This story is especially unsettling not only because a well-known app is said to have shared private health information without permission, but also because of the type of information it contained. not a habit of shopping. not the history of searches. cycles of menstruation. attempts at pregnancy. windows of fertility. Most people wouldn’t divulge such information to a close friend, much less a major tech company.
Along with Google and analytics company Flurry, Flo Health, the developer of one of the most popular period and ovulation tracking apps in the world, is currently facing a $59.5 million class action settlement. The agreement would settle claims that, between November 2016 and February 2019, Flo surreptitiously gave third parties, such as Google and Meta, access to users’ extremely private reproductive health information. The lawsuit alleges that all of this occurred without the users’ knowledge or meaningful consent.

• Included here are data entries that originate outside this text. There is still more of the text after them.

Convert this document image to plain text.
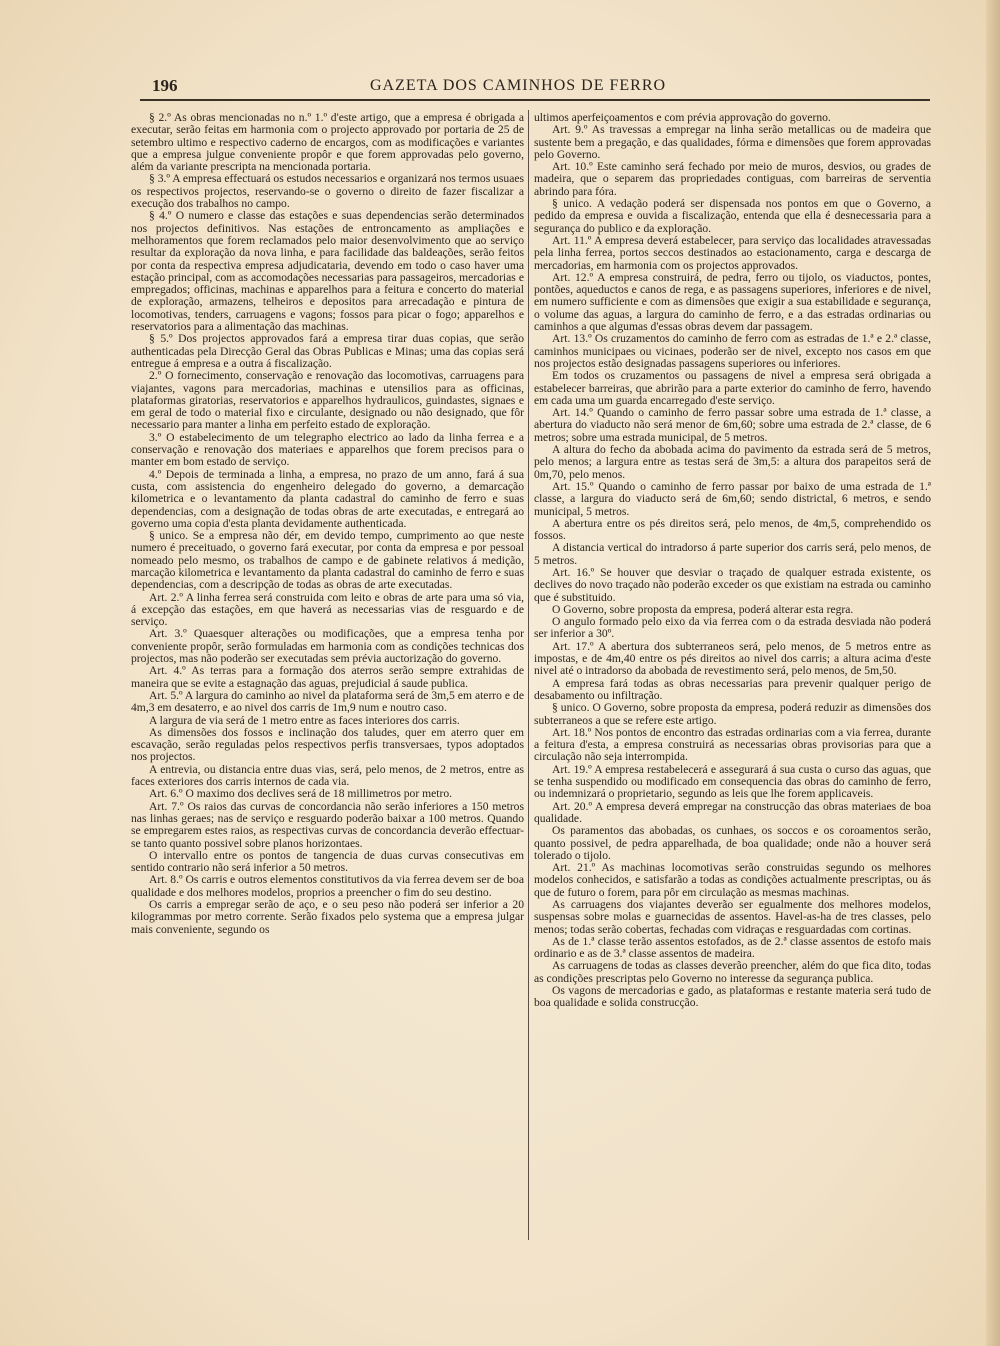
196	GAZETA DOS CAMINHOS DE FERRO

§ 2.º As obras mencionadas no n.º 1.º d'este artigo, que a empresa é obrigada a executar, serão feitas em harmonia com o projecto approvado por portaria de 25 de setembro ultimo e respectivo caderno de encargos, com as modificações e variantes que a empresa julgue conveniente propôr e que forem approvadas pelo governo, além da variante prescripta na mencionada portaria.

§ 3.º A empresa effectuará os estudos necessarios e organizará nos termos usuaes os respectivos projectos, reservando-se o governo o direito de fazer fiscalizar a execução dos trabalhos no campo.

§ 4.º O numero e classe das estações e suas dependencias serão determinados nos projectos definitivos. Nas estações de entroncamento as ampliações e melhoramentos que forem reclamados pelo maior desenvolvimento que ao serviço resultar da exploração da nova linha, e para facilidade das baldeações, serão feitos por conta da respectiva empresa adjudicataria, devendo em todo o caso haver uma estação principal, com as accomodações necessarias para passageiros, mercadorias e empregados; officinas, machinas e apparelhos para a feitura e concerto do material de exploração, armazens, telheiros e depositos para arrecadação e pintura de locomotivas, tenders, carruagens e vagons; fossos para picar o fogo; apparelhos e reservatorios para a alimentação das machinas.

§ 5.º Dos projectos approvados fará a empresa tirar duas copias, que serão authenticadas pela Direcção Geral das Obras Publicas e Minas; uma das copias será entregue á empresa e a outra á fiscalização.

2.º O fornecimento, conservação e renovação das locomotivas, carruagens para viajantes, vagons para mercadorias, machinas e utensilios para as officinas, plataformas giratorias, reservatorios e apparelhos hydraulicos, guindastes, signaes e em geral de todo o material fixo e circulante, designado ou não designado, que fôr necessario para manter a linha em perfeito estado de exploração.

3.º O estabelecimento de um telegrapho electrico ao lado da linha ferrea e a conservação e renovação dos materiaes e apparelhos que forem precisos para o manter em bom estado de serviço.

4.º Depois de terminada a linha, a empresa, no prazo de um anno, fará á sua custa, com assistencia do engenheiro delegado do governo, a demarcação kilometrica e o levantamento da planta cadastral do caminho de ferro e suas dependencias, com a designação de todas obras de arte executadas, e entregará ao governo uma copia d'esta planta devidamente authenticada.

§ unico. Se a empresa não dér, em devido tempo, cumprimento ao que neste numero é preceituado, o governo fará executar, por conta da empresa e por pessoal nomeado pelo mesmo, os trabalhos de campo e de gabinete relativos á medição, marcação kilometrica e levantamento da planta cadastral do caminho de ferro e suas dependencias, com a descripção de todas as obras de arte executadas.

Art. 2.º A linha ferrea será construida com leito e obras de arte para uma só via, á excepção das estações, em que haverá as necessarias vias de resguardo e de serviço.

Art. 3.º Quaesquer alterações ou modificações, que a empresa tenha por conveniente propôr, serão formuladas em harmonia com as condições technicas dos projectos, mas não poderão ser executadas sem prévia auctorização do governo.

Art. 4.º As terras para a formação dos aterros serão sempre extrahidas de maneira que se evite a estagnação das aguas, prejudicial á saude publica.

Art. 5.º A largura do caminho ao nivel da plataforma será de 3m,5 em aterro e de 4m,3 em desaterro, e ao nivel dos carris de 1m,9 num e noutro caso.

A largura de via será de 1 metro entre as faces interiores dos carris.

As dimensões dos fossos e inclinação dos taludes, quer em aterro quer em escavação, serão reguladas pelos respectivos perfis transversaes, typos adoptados nos projectos.

A entrevia, ou distancia entre duas vias, será, pelo menos, de 2 metros, entre as faces exteriores dos carris internos de cada via.

Art. 6.º O maximo dos declives será de 18 millimetros por metro.

Art. 7.º Os raios das curvas de concordancia não serão inferiores a 150 metros nas linhas geraes; nas de serviço e resguardo poderão baixar a 100 metros. Quando se empregarem estes raios, as respectivas curvas de concordancia deverão effectuar-se tanto quanto possivel sobre planos horizontaes.

O intervallo entre os pontos de tangencia de duas curvas consecutivas em sentido contrario não será inferior a 50 metros.

Art. 8.º Os carris e outros elementos constitutivos da via ferrea devem ser de boa qualidade e dos melhores modelos, proprios a preencher o fim do seu destino.

Os carris a empregar serão de aço, e o seu peso não poderá ser inferior a 20 kilogrammas por metro corrente. Serão fixados pelo systema que a empresa julgar mais conveniente, segundo os

ultimos aperfeiçoamentos e com prévia approvação do governo.

Art. 9.º As travessas a empregar na linha serão metallicas ou de madeira que sustente bem a pregação, e das qualidades, fórma e dimensões que forem approvadas pelo Governo.

Art. 10.º Este caminho será fechado por meio de muros, desvios, ou grades de madeira, que o separem das propriedades contiguas, com barreiras de serventia abrindo para fóra.

§ unico. A vedação poderá ser dispensada nos pontos em que o Governo, a pedido da empresa e ouvida a fiscalização, entenda que ella é desnecessaria para a segurança do publico e da exploração.

Art. 11.º A empresa deverá estabelecer, para serviço das localidades atravessadas pela linha ferrea, portos seccos destinados ao estacionamento, carga e descarga de mercadorias, em harmonia com os projectos approvados.

Art. 12.º A empresa construirá, de pedra, ferro ou tijolo, os viaductos, pontes, pontões, aqueductos e canos de rega, e as passagens superiores, inferiores e de nivel, em numero sufficiente e com as dimensões que exigir a sua estabilidade e segurança, o volume das aguas, a largura do caminho de ferro, e a das estradas ordinarias ou caminhos a que algumas d'essas obras devem dar passagem.

Art. 13.º Os cruzamentos do caminho de ferro com as estradas de 1.ª e 2.ª classe, caminhos municipaes ou vicinaes, poderão ser de nivel, excepto nos casos em que nos projectos estão designadas passagens superiores ou inferiores.

Em todos os cruzamentos ou passagens de nivel a empresa será obrigada a estabelecer barreiras, que abrirão para a parte exterior do caminho de ferro, havendo em cada uma um guarda encarregado d'este serviço.

Art. 14.º Quando o caminho de ferro passar sobre uma estrada de 1.ª classe, a abertura do viaducto não será menor de 6m,60; sobre uma estrada de 2.ª classe, de 6 metros; sobre uma estrada municipal, de 5 metros.

A altura do fecho da abobada acima do pavimento da estrada será de 5 metros, pelo menos; a largura entre as testas será de 3m,5: a altura dos parapeitos será de 0m,70, pelo menos.

Art. 15.º Quando o caminho de ferro passar por baixo de uma estrada de 1.ª classe, a largura do viaducto será de 6m,60; sendo districtal, 6 metros, e sendo municipal, 5 metros.

A abertura entre os pés direitos será, pelo menos, de 4m,5, comprehendido os fossos.

A distancia vertical do intradorso á parte superior dos carris será, pelo menos, de 5 metros.

Art. 16.º Se houver que desviar o traçado de qualquer estrada existente, os declives do novo traçado não poderão exceder os que existiam na estrada ou caminho que é substituido.

O Governo, sobre proposta da empresa, poderá alterar esta regra.

O angulo formado pelo eixo da via ferrea com o da estrada desviada não poderá ser inferior a 30º.

Art. 17.º A abertura dos subterraneos será, pelo menos, de 5 metros entre as impostas, e de 4m,40 entre os pés direitos ao nivel dos carris; a altura acima d'este nivel até o intradorso da abobada de revestimento será, pelo menos, de 5m,50.

A empresa fará todas as obras necessarias para prevenir qualquer perigo de desabamento ou infiltração.

§ unico. O Governo, sobre proposta da empresa, poderá reduzir as dimensões dos subterraneos a que se refere este artigo.

Art. 18.º Nos pontos de encontro das estradas ordinarias com a via ferrea, durante a feitura d'esta, a empresa construirá as necessarias obras provisorias para que a circulação não seja interrompida.

Art. 19.º A empresa restabelecerá e assegurará á sua custa o curso das aguas, que se tenha suspendido ou modificado em consequencia das obras do caminho de ferro, ou indemnizará o proprietario, segundo as leis que lhe forem applicaveis.

Art. 20.º A empresa deverá empregar na construcção das obras materiaes de boa qualidade.

Os paramentos das abobadas, os cunhaes, os soccos e os coroamentos serão, quanto possivel, de pedra apparelhada, de boa qualidade; onde não a houver será tolerado o tijolo.

Art. 21.º As machinas locomotivas serão construidas segundo os melhores modelos conhecidos, e satisfarão a todas as condições actualmente prescriptas, ou ás que de futuro o forem, para pôr em circulação as mesmas machinas.

As carruagens dos viajantes deverão ser egualmente dos melhores modelos, suspensas sobre molas e guarnecidas de assentos. Havel-as-ha de tres classes, pelo menos; todas serão cobertas, fechadas com vidraças e resguardadas com cortinas.

As de 1.ª classe terão assentos estofados, as de 2.ª classe assentos de estofo mais ordinario e as de 3.ª classe assentos de madeira.

As carruagens de todas as classes deverão preencher, além do que fica dito, todas as condições prescriptas pelo Governo no interesse da segurança publica.

Os vagons de mercadorias e gado, as plataformas e restante materia será tudo de boa qualidade e solida construcção.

The language of Flo’s own privacy policy at the time makes the case a little more painful. The company made it clear that personal information would not be sent to outside parties without the express consent of the user. However, the plaintiffs claim that Flo integrated software development kits from Google, Meta, and Flurry into its app; this code purportedly piped user data back to those companies in the background. When users entered the date of their most recent menstruation, they had no reason to believe that the data was leaving Flo’s servers.
The settlement’s disintegration provides its own narrative. Given its bigger role and possibly larger financial resources, Google agreed to pay $48 million. Flurry independently came to a $3.5 million settlement, while Flo settled for $8 million. Although none of the defendants acknowledged any wrongdoing—a typical legal stance in settlements of this type—agreeing to pay nearly sixty million dollars to end a lawsuit is a statement in and of itself. Although settlements are not always interpreted by courts as admissions, people do.

Any American who entered menstruation, fertility, or pregnancy data into the Flo app between November 1, 2016, and February 28, 2019 is covered by the settlement for women who used the app during that time. An equal portion of the corresponding settlement funds may be awarded to qualified users who submit a legitimate claim form. Residents of California, who are shielded by the state’s stricter privacy laws, might get twice as much money—a sign of how seriously California courts take data privacy violations.
Because the Meta aspect of this case took a different turn, it’s worth taking a moment to consider it. The jury found in favor of the plaintiffs after a trial against Meta ended in August 2025. That result sets it apart from the settlement that Google and Flo negotiated, and it shows that at least one jury considered the behavior to be serious enough to rule against a defendant instead of allowing it to end amicably.
Beyond any one app, there is a larger picture here. Over the past ten years, women’s health applications have grown significantly, and they are particularly sensitive due to the private nature of the information they gather, such as sexual activity, pregnancy status, and reproductive cycles. The Flo lawsuit comes at a time when people are becoming much more conscious of the use of data by health apps, especially since reproductive rights changed in the US. The risks of such data being misused or made public seem greater than they might have been ten years ago.
The final number of users filing claims and the size of individual payouts are still unknown. A final approval hearing is set for late October of 2026, and claim forms must be submitted by October 15th of that year. It’s another matter entirely whether the settlement completely appeases those who believed their privacy was violated. The sum of sixty million dollars is significant. However, it seems that many users were more interested in an answer than a check.